If you think about it, Thanksgiving, or ‘T-giving’ as I have taken to calling it in the past month, while not strictly a Jewish holiday, sure seems like one—the food, the guilt, the family and things associated with each—add up to a pretty Jew-y holiday tradition. And this year my family’s celebration seemed especially so. My nuclear family recently moved to the Jersey suburbs of NYC, and because so much of my family lives in or around the Big Apple, naturally this is where we go with even more regularity than before the big move for various family gatherings. And this leads to a lot of eatin’ and a lot of shmoozin’ during any family gathering, in the city with largest Jewish population in the world besides Tel Aviv.
At this year’s Thanksgiving, rather than the traditional generic, English-language ‘thankfulness’-themed reading, poem, or go-around-the-table-and-say-what-you’re-thankful-for exercise, we said a Shehekianu. Then I tried to wow the crowd assembled with a clever pun on the Hebrew word “Hodu”, a homonym alternatively translated as either “give thanks” or “turkey”. Few laughed.

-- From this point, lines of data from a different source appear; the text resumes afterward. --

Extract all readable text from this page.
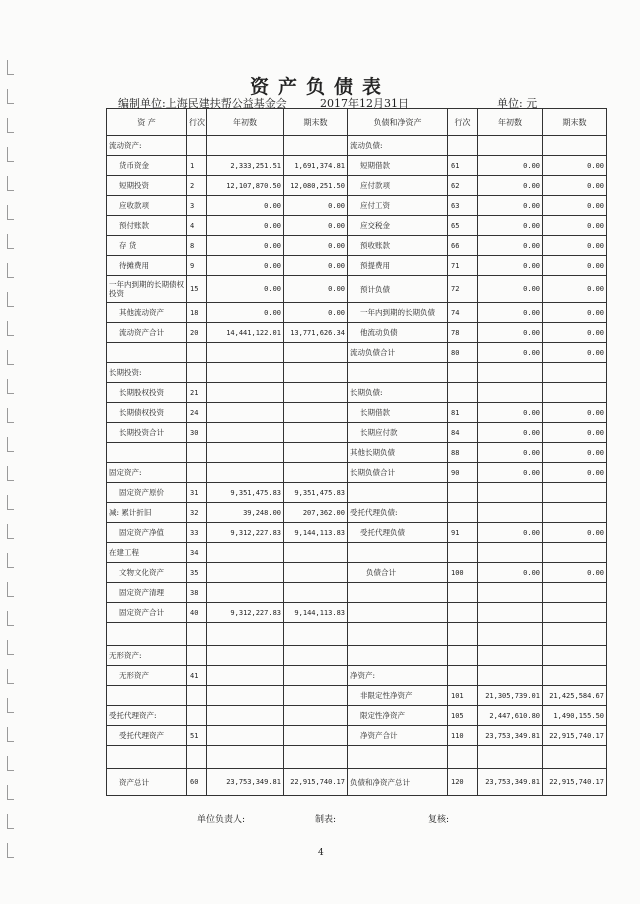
资产负债表
编制单位:上海民建扶帮公益基金会	2017年12月31日	单位: 元
资 产	行次	年初数	期末数	负债和净资产	行次	年初数	期末数
流动资产:				流动负债:			
货币资金	1	2,333,251.51	1,691,374.81	短期借款	61	0.00	0.00
短期投资	2	12,107,870.50	12,080,251.50	应付款项	62	0.00	0.00
应收款项	3	0.00	0.00	应付工资	63	0.00	0.00
预付账款	4	0.00	0.00	应交税金	65	0.00	0.00
存 货	8	0.00	0.00	预收账款	66	0.00	0.00
待摊费用	9	0.00	0.00	预提费用	71	0.00	0.00
一年内到期的长期债权投资	15	0.00	0.00	预计负债	72	0.00	0.00
其他流动资产	18	0.00	0.00	一年内到期的长期负债	74	0.00	0.00
流动资产合计	20	14,441,122.01	13,771,626.34	他流动负债	78	0.00	0.00
				流动负债合计	80	0.00	0.00
长期投资:							
长期股权投资	21			长期负债:			
长期债权投资	24			长期借款	81	0.00	0.00
长期投资合计	30			长期应付款	84	0.00	0.00
				其他长期负债	88	0.00	0.00
固定资产:				长期负债合计	90	0.00	0.00
固定资产原价	31	9,351,475.83	9,351,475.83				
减: 累计折旧	32	39,248.00	207,362.00	受托代理负债:			
固定资产净值	33	9,312,227.83	9,144,113.83	受托代理负债	91	0.00	0.00
在建工程	34						
文物文化资产	35			负债合计	100	0.00	0.00
固定资产清理	38						
固定资产合计	40	9,312,227.83	9,144,113.83				

无形资产:							
无形资产	41			净资产:			
				非限定性净资产	101	21,305,739.01	21,425,584.67
受托代理资产:				限定性净资产	105	2,447,610.80	1,490,155.50
受托代理资产	51			净资产合计	110	23,753,349.81	22,915,740.17

资产总计	60	23,753,349.81	22,915,740.17	负债和净资产总计	120	23,753,349.81	22,915,740.17
单位负责人:	制表:	复核:
4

Conversation turned naturally towards work and studies and I had to explain to various stymied relatives why I am taking humanities classes rather than something practical, like organic chemistry.
Afterward we drove up to Westchester County (it was completely dark outside by 4:45pm, this is my least favorite thing about the winter months on the East Coast) to pick up our new puppy, who by democratic vote was named Amir (currently a very popular name for boys in Israel). We had to drive to Westchester because this is where the family that was giving us the puppy was staying for Thanksgiving. It took us a while to leave because my mom and the father of the family who gave us the puppy got into a serious Jewish-geography session, and many of the guests decided to join in. Turns out the dad plans to send his kids to the liberal Jewish camp where my siblings and I ‘grew up’, as we like to say these days.
On Friday night my parents hosted their synagogue’s roving Shabbat services in our house (the so-called ‘Taste of Shabbat’ experience), followed by Thanksgiving-leftovers Shabbat dinner. More Jews, more eatin’ and shmoozin’. Throughout the weekend I read Richard Elliot Friedman’s Who Wrote the Bible? as preparation for a final paper for my Hebrew class.
This is getting a little ridiculous. I have a feeling that some wise BT rabbi has some sagely advice for the young person who exclaims, “nu, my life, it’s becoming so Jewish!”, something along the lines of “This is because your life is and has always been so Jewish, you’re just waking up to this reality as you get older.” Now I don’t know if I buy the Nefesh Yehudi concept so much as I just like hanging out with yidden.